Ma Dalton
Ça fait un certain temps
que je croise cette dame à l'heure de pointe sur le quai du métro
Berri. La première fois, elle m'a amusée, la seconde, un peu moins
et les fois suivantes un tantinet irritée.
C'est un minuscule bout
de femme. Elle ne doit pas faire cinq pieds. Elle est jeune, plus
jeune que moi en tout cas, je dirais trente, trente-cinq ans. Elle
est aussi filiforme que petite et me semble déborder d'énergie et
de confiance en elle-même.
Comme je ne la connais
absolument pas, je m'imagine qu'elle a l'habitude que tout lui
réussisse et surtout que tout lui soit dû.
C'est du moins ce que son
attitude laisse transparaître.
À tous les coups, elle
arrive sur le quai, à bout de souffle, quelques secondes avant que
le train n'entre en gare. Alors, elle se met à jouer du coude pour
dépasser tout le monde et se planter dans le milieu du chemin
lorsque les portes s'ouvrent, créant, par le fait même une jolie
cohue désordonnée parmi les gens qui tentent de sortir du wagon
tandis qu'elle reste immobile jusqu'à ce qu'un minuscule espace se
crée et qu'elle s'engouffre, avant que tous les passagers qui
veulent partir ne soient effectivement sortis, dans la voiture.
Aussitôt entrée, elle
se garoche invariablement sur le même banc. Elle semble se l'être
approprié. Où croire qu'il lui appartienne, c'est selon le point de
vue, je suppose. Si ce dernier n'est pas libre, elle se s'installe
devant ledit banc, en foudroyant du regard la personne qui l'occupe
tout en poussant de longs soupirs et en tapant du pied.

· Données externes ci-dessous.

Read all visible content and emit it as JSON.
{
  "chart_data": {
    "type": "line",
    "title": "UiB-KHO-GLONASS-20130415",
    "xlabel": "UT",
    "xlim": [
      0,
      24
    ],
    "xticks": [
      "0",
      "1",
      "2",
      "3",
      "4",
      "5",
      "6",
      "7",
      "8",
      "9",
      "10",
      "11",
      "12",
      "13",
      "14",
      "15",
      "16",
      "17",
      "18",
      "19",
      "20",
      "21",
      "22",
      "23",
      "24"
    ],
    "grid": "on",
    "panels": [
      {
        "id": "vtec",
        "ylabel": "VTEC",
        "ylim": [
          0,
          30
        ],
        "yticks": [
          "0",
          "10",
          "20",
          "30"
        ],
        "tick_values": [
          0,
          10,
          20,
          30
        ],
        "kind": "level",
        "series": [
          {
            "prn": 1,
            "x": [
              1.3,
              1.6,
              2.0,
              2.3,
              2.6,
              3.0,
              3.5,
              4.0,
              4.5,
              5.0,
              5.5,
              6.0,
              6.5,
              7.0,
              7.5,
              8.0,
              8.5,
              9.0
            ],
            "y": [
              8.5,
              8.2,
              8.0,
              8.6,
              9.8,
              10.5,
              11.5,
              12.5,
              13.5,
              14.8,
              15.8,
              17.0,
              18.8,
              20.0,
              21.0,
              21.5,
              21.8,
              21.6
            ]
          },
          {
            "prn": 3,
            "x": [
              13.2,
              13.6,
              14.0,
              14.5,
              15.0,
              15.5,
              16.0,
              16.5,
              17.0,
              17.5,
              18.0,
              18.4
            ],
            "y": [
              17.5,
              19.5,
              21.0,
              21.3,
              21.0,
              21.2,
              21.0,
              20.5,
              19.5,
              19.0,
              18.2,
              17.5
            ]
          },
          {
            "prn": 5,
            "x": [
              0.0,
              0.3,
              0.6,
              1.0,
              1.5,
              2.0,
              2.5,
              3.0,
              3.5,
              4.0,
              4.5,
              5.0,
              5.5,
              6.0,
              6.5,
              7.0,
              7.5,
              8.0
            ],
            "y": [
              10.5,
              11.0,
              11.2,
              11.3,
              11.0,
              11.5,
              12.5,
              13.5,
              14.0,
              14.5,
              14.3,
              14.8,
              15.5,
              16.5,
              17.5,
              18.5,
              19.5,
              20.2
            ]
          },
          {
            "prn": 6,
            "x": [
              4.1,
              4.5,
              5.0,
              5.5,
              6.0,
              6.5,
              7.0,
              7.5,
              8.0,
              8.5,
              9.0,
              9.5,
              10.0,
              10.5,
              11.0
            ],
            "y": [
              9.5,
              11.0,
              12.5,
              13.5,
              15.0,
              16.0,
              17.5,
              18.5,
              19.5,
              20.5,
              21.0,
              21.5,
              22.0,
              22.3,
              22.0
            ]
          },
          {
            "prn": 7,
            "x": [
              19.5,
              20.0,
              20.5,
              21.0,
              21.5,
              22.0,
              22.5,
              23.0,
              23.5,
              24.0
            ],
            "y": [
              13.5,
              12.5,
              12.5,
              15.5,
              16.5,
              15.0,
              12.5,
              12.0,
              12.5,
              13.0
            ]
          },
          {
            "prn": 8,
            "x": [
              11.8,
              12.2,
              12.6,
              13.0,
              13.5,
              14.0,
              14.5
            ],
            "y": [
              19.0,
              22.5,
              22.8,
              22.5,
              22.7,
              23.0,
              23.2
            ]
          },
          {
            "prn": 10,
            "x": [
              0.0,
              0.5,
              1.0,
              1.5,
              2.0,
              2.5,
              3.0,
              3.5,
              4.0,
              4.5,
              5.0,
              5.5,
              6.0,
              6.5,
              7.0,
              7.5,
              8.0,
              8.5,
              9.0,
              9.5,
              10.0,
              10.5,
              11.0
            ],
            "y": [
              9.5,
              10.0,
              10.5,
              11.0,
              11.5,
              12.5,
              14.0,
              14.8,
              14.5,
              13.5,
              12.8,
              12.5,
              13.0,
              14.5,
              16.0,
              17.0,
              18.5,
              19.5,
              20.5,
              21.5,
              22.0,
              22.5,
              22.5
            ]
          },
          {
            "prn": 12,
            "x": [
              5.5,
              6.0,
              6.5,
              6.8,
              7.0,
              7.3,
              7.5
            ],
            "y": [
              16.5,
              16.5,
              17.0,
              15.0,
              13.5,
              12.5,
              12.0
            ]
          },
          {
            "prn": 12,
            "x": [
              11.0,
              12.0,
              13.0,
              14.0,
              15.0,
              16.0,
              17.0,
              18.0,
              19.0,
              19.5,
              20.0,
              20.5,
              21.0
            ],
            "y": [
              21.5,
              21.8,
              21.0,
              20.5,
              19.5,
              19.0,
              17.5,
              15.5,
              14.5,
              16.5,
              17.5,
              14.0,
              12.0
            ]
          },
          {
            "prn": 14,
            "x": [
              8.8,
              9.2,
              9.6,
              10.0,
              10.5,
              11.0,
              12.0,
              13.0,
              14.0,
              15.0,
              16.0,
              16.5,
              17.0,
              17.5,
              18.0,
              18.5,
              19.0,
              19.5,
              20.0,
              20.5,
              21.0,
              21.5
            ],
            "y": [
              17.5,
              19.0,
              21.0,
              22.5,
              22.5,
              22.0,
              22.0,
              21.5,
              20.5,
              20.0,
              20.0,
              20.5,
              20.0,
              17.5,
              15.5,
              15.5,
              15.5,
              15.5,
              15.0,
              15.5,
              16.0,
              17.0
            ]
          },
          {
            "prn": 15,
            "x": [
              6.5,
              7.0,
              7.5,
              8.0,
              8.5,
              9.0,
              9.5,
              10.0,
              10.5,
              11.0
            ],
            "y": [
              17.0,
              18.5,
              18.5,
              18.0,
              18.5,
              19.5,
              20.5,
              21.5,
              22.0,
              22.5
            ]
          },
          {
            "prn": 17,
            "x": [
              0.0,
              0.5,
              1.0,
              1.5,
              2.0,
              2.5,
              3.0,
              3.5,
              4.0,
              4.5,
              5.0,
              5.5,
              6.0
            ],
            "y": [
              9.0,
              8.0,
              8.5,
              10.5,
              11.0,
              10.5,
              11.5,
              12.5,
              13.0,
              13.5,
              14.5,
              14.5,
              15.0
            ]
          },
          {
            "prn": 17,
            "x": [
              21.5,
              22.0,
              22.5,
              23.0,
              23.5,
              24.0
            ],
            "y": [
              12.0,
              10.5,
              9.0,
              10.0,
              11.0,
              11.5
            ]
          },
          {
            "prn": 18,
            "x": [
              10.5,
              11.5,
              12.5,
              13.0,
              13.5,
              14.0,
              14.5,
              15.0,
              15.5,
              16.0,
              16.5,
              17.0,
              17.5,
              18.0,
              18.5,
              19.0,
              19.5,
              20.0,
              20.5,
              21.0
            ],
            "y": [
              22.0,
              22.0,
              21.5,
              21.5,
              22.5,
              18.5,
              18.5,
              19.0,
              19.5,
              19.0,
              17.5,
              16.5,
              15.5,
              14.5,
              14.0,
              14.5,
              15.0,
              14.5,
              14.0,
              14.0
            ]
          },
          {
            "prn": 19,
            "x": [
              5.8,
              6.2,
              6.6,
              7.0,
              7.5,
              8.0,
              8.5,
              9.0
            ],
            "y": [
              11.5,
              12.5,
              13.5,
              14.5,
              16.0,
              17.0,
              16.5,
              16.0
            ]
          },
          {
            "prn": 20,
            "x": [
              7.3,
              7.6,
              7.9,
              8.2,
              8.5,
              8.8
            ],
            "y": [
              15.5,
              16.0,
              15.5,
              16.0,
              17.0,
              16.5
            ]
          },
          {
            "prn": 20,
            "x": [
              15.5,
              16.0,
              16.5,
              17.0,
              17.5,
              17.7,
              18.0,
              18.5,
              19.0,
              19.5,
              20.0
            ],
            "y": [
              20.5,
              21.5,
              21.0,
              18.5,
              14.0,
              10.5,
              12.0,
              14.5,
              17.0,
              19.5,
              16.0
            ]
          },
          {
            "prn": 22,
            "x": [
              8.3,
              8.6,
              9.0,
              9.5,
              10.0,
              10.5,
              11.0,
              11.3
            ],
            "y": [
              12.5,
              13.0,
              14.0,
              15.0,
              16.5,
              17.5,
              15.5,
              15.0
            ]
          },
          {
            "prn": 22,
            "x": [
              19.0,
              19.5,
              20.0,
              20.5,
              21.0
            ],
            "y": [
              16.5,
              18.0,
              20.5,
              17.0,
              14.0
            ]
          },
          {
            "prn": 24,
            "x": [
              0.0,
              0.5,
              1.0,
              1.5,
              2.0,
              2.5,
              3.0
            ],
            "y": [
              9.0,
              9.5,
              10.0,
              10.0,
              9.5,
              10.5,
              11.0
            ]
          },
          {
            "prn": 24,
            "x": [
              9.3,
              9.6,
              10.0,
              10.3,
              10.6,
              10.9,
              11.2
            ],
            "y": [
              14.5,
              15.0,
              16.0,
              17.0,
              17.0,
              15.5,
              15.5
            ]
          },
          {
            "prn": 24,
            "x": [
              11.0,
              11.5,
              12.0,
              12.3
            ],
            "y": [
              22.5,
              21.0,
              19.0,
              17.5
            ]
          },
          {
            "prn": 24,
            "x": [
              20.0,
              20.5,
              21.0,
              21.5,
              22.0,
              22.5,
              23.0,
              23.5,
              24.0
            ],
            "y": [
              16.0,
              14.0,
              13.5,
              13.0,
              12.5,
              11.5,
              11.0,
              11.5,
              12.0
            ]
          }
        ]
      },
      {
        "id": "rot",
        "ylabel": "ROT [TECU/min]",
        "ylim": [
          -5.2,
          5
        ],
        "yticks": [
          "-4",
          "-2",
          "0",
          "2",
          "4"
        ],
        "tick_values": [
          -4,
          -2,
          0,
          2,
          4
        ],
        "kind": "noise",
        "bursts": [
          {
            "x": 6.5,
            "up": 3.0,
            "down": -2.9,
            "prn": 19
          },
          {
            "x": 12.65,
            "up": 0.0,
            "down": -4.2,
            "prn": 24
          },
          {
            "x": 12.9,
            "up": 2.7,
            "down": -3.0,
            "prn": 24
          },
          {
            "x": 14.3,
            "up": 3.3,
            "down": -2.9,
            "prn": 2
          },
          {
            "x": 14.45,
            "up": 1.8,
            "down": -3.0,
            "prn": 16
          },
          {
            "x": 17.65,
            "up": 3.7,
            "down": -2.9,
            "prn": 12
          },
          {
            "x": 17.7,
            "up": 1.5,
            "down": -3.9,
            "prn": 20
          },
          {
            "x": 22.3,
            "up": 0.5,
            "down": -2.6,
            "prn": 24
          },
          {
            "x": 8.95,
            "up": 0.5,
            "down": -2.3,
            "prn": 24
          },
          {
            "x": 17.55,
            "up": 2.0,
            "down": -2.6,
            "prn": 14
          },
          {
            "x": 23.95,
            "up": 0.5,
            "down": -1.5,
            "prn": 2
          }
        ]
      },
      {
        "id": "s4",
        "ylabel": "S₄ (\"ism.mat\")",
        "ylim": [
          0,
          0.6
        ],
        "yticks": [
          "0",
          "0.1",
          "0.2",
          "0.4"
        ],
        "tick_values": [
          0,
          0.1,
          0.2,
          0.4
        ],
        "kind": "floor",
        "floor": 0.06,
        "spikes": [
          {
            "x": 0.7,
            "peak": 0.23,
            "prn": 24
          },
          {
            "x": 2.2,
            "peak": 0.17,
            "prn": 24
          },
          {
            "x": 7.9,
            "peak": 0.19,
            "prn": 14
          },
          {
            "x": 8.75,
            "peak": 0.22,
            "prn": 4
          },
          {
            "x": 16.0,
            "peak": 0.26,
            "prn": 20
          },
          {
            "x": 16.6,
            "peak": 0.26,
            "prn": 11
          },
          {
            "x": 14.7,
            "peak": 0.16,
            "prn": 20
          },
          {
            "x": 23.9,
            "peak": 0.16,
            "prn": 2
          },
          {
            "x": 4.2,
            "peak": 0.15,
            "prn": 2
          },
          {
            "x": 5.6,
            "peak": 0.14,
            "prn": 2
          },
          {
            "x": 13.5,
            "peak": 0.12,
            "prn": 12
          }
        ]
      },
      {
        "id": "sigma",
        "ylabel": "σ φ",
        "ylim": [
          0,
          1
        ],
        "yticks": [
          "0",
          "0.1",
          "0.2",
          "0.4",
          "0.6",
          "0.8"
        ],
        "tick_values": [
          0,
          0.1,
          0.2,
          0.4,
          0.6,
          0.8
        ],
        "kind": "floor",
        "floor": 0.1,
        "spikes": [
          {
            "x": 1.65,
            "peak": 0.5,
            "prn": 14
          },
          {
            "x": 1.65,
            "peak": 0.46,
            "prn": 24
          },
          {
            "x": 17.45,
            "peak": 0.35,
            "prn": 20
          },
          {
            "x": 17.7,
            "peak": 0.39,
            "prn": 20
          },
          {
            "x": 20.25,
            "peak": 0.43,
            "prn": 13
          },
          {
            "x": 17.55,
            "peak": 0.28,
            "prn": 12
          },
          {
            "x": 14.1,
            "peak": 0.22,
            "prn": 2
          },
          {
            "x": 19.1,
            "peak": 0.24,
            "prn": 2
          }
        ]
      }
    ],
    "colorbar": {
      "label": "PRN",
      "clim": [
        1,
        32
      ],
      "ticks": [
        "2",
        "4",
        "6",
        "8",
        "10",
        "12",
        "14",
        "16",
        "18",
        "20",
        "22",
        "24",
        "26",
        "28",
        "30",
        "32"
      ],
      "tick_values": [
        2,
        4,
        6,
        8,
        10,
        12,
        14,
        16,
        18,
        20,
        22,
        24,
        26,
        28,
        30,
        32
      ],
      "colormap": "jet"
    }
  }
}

Sans aucun
espèce d'égards pour l'âge, l'infirmité ou quoique ce soit
d'autre qui pourrait accorder la priorité de la place assise à qui
que ce soit. Il n'est pas rare que son petit manège fonctionne
d'ailleurs, et que la personne qui occupe l'espace le lui cède.
Elle s'assoit alors
satisfaite.
On pourrait croire
qu'elle a un long trajet à faire, mais rien n'est plus faut. Elle
descend à Rosemont, soit quatre stations après le début de sa
course.
Ce matin, ça ne me
tentait pas de me laisser encore pousser par cette petite teigne.
Alors j'ai fait barrage de mon corps et me suis précipitée sur son
banc avant elle. Je me demande encore comment il se fait que je sois
encore vivante vu la vigueur avec laquelle elle me mitraillait du
regard.
C'est
en la regardant sortir, que je me suis dit qu'elle me rappelait
terriblement Ma Dalton.
En plus jolie.
En plus jolie.
Et
ça ne m'a qu'amuser davantage de ne m'être pas laisser intimider.